Set n as a natural number and suppose that P(x) = a0 + a1x + ... + apxp and Q(x) = b0 + b1x + ... + bqxq are polynomials of order p and q, respectively.
Such that $\lim_{x \rightarrow 0} (P(x)-Q(x))/x^n = 0$
Prove that aj = bj for all j = 0 ... n
I've tried using taylor series or l'hopitals rule but just can't make it work. Does anyone know how to do this?
Lemma.
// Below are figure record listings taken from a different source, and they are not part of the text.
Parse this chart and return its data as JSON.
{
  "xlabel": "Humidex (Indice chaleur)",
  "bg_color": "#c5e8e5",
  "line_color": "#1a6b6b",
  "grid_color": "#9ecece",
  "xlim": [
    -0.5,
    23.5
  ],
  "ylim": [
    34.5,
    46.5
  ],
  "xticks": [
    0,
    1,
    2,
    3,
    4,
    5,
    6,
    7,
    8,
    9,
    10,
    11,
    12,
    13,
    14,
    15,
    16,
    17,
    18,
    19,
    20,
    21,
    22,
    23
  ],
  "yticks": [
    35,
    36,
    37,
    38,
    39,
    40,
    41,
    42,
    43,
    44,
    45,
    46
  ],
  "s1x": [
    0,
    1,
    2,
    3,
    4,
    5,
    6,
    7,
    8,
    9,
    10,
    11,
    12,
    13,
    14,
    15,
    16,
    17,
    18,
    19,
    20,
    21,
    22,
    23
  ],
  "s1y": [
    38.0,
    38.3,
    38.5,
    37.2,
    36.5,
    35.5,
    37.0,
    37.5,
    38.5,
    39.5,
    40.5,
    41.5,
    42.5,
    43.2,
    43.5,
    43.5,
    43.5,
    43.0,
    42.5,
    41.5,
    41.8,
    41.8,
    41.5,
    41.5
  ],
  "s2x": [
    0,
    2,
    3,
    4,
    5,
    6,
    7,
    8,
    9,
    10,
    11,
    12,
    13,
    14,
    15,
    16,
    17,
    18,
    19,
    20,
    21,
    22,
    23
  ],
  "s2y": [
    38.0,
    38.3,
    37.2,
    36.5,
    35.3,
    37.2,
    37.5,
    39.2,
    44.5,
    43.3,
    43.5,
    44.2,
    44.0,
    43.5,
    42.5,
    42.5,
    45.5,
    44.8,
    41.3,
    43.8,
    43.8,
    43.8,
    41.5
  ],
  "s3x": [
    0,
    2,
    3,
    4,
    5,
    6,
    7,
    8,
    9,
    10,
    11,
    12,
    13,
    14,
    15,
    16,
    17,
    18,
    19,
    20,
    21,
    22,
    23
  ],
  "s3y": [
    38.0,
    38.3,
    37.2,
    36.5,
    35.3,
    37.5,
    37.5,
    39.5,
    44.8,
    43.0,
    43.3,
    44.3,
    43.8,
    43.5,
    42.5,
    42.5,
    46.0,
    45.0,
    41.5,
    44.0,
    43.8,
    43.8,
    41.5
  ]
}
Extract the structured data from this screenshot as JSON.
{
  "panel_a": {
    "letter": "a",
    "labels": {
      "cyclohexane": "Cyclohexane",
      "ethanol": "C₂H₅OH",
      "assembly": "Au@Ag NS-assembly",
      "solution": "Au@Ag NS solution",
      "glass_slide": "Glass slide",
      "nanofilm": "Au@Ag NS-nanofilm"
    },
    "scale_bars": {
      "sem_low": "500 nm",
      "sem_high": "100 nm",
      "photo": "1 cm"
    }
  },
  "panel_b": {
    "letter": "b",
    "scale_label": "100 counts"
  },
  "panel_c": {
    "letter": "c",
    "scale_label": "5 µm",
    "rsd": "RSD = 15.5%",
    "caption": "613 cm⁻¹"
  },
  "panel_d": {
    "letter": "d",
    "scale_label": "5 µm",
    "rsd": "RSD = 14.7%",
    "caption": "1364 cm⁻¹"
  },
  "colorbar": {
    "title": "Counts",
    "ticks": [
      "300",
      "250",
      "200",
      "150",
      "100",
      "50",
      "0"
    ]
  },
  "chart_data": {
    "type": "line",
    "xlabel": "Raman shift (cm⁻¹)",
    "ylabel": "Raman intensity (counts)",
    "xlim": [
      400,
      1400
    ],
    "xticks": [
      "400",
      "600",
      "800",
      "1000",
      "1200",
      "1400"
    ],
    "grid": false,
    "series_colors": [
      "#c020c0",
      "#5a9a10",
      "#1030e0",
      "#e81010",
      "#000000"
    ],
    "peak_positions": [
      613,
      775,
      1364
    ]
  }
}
Let $R(x) = c_0 + c_1 x + \ldots + c_r x^r$ and assume that
$$\lim_{x \to 0} \frac{R(x)}{x^n} = 0$$
Then $c_j = 0$ for $j = 0, 1, \ldots, n$.
Proof. We do strong induction on $j = 0, 1, \ldots, n$: let $0 \leqslant j \leqslant n$ and suppose that for $i < j$ we have that $c_i = 0$. We're going to show that $c_j = 0$.
Note that
$$\lim_{x \to 0} \frac{R(x)}{x^j} = \lim_{x \to 0} \frac{R(x)}{x^n} \cdot x^{n-j} = 0$$
because $\frac{R(x)}{x^n} \to0$ and $x^{n-j}$ either tends to zero (if $j < n$) or is constantly equal to $1$ (if $j = n$).
On the other hand, since $c_i = 0$ for $i < j$:
$$\lim_{x \to 0} \frac{R(x)}{x^j} = \lim_{x \to 0} \frac{c_j x^j + c_{j+1} x^{j+1} + \ldots + c_r x^r}{x^j} = \lim_{x \to 0} c_j + c_{j+1} x + \ldots + c_r x^{r-j} = c_j,$$
hence $c_j = 0$. So the proof is complete. $\square$
Now to answer your question it suffices to take $R(x) = P(x) - Q(x)$ in the lemma above.